Après "Le manuscrit de Port Ebène", je viens de finir un deuxième roman de Dominique Bona.

 

Malika est née au Maroc, dans un petit village de montagne. Refusant d'être mariée à 16 ans avec un vieil épicier, elle s'enfuit à Essaouira. Puis, un photographe devenu son amant l'installe à Paris. Employée de maison, elle suit une riche famille pour quelques semaines estivales à St-Tropez. Sa beauté exotique va remuer la libido de Monsieur et de ses amis et susciter la jalousie de Madame et de ses copines.

 

Je suis un peu indécise sur mes impressions... Je dirai mi-figue, mi-raisin!

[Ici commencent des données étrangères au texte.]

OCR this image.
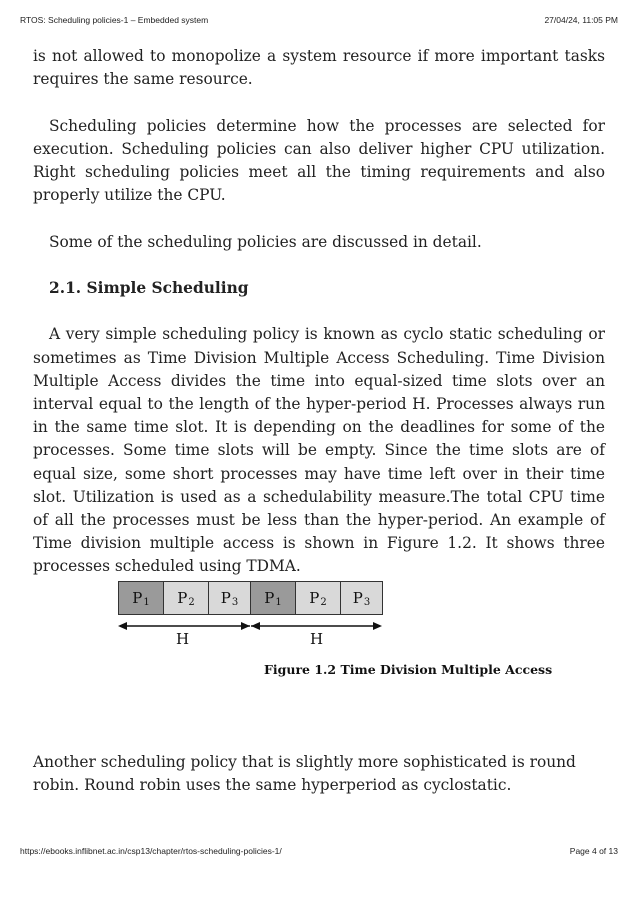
RTOS: Scheduling policies-1 – Embedded system	27/04/24, 11:05 PM

is not allowed to monopolize a system resource if more important tasks requires the same resource.

Scheduling policies determine how the processes are selected for execution. Scheduling policies can also deliver higher CPU utilization. Right scheduling policies meet all the timing requirements and also properly utilize the CPU.

Some of the scheduling policies are discussed in detail.

2.1. Simple Scheduling

A very simple scheduling policy is known as cyclo static scheduling or sometimes as Time Division Multiple Access Scheduling. Time Division Multiple Access divides the time into equal-sized time slots over an interval equal to the length of the hyper-period H. Processes always run in the same time slot. It is depending on the deadlines for some of the processes. Some time slots will be empty. Since the time slots are of equal size, some short processes may have time left over in their time slot. Utilization is used as a schedulability measure.The total CPU time of all the processes must be less than the hyper-period. An example of Time division multiple access is shown in Figure 1.2. It shows three processes scheduled using TDMA.

P 1 P 2 P 3 P 1 P 2 P 3
H	H
Figure 1.2 Time Division Multiple Access

Another scheduling policy that is slightly more sophisticated is round robin. Round robin uses the same hyperperiod as cyclostatic.

https://ebooks.inflibnet.ac.in/csp13/chapter/rtos-scheduling-policies-1/	Page 4 of 13
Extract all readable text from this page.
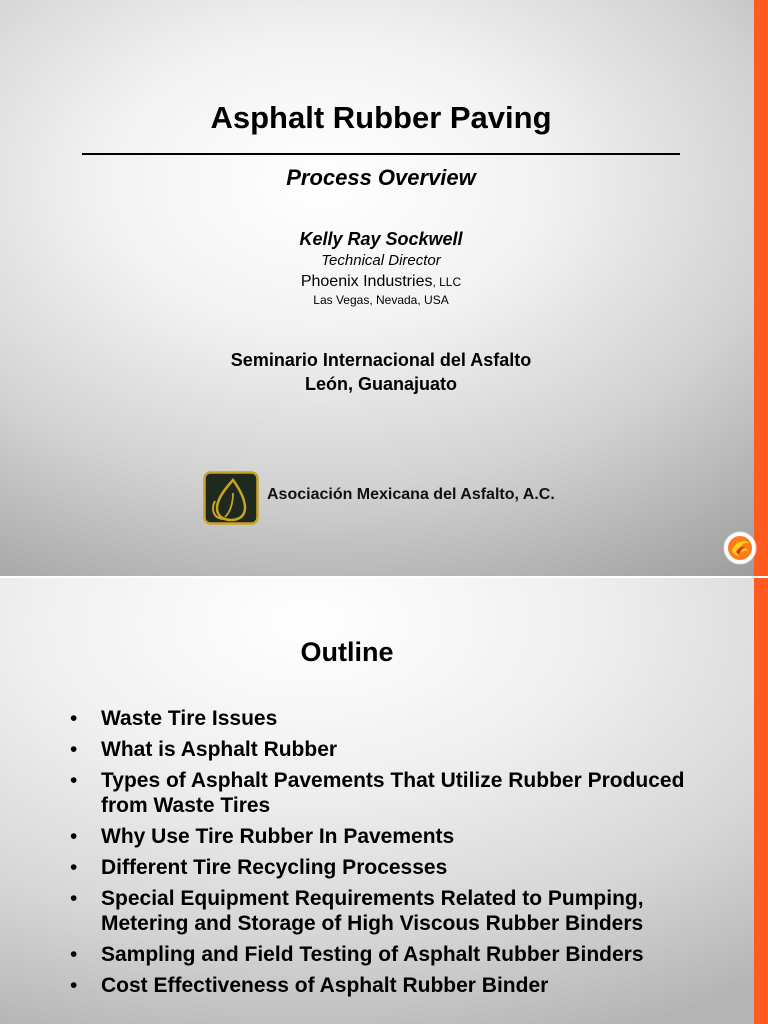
Asphalt Rubber Paving
Process Overview
Kelly Ray Sockwell
Technical Director
Phoenix Industries, LLC
Las Vegas, Nevada, USA
Seminario Internacional del Asfalto
León, Guanajuato
Asociación Mexicana del Asfalto, A.C.
Outline
• Waste Tire Issues
• What is Asphalt Rubber
• Types of Asphalt Pavements That Utilize Rubber Produced from Waste Tires
• Why Use Tire Rubber In Pavements
• Different Tire Recycling Processes
• Special Equipment Requirements Related to Pumping, Metering and Storage of High Viscous Rubber Binders
• Sampling and Field Testing of Asphalt Rubber Binders
• Cost Effectiveness of Asphalt Rubber Binder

Comme  "Le manuscrit de Port Ebéne" m'avait fait voyagé à Haïti, j'ai découvert sous les mots de Dominique la splendeur du Maroc: ses couleurs, ses villages, ses oasis, ses marchés colorés, sa cuisine épicée. Tous ces chapitres consacrés à la vie marocaine de Malika sont un régal de lecture. Voilà pour la beauté du texte.

Pour l'intrigue c'est surtout la villégiature tropézienne qui lui donne sa consistance. L'ambiance devient lourde, électrique: le suspense est très bien mené. On assiste à l'effondrement des convictions, de la moralité de tous ces couples pourtant bien ancrés dans leur vie. Il faut dire que Malika sensuelle, magnétique et ensorceleuse est de ces femmes qui ébranleraient n'importe quel homme!  (D''ailleurs je préférerais que le mien ne croise jamais son clone...)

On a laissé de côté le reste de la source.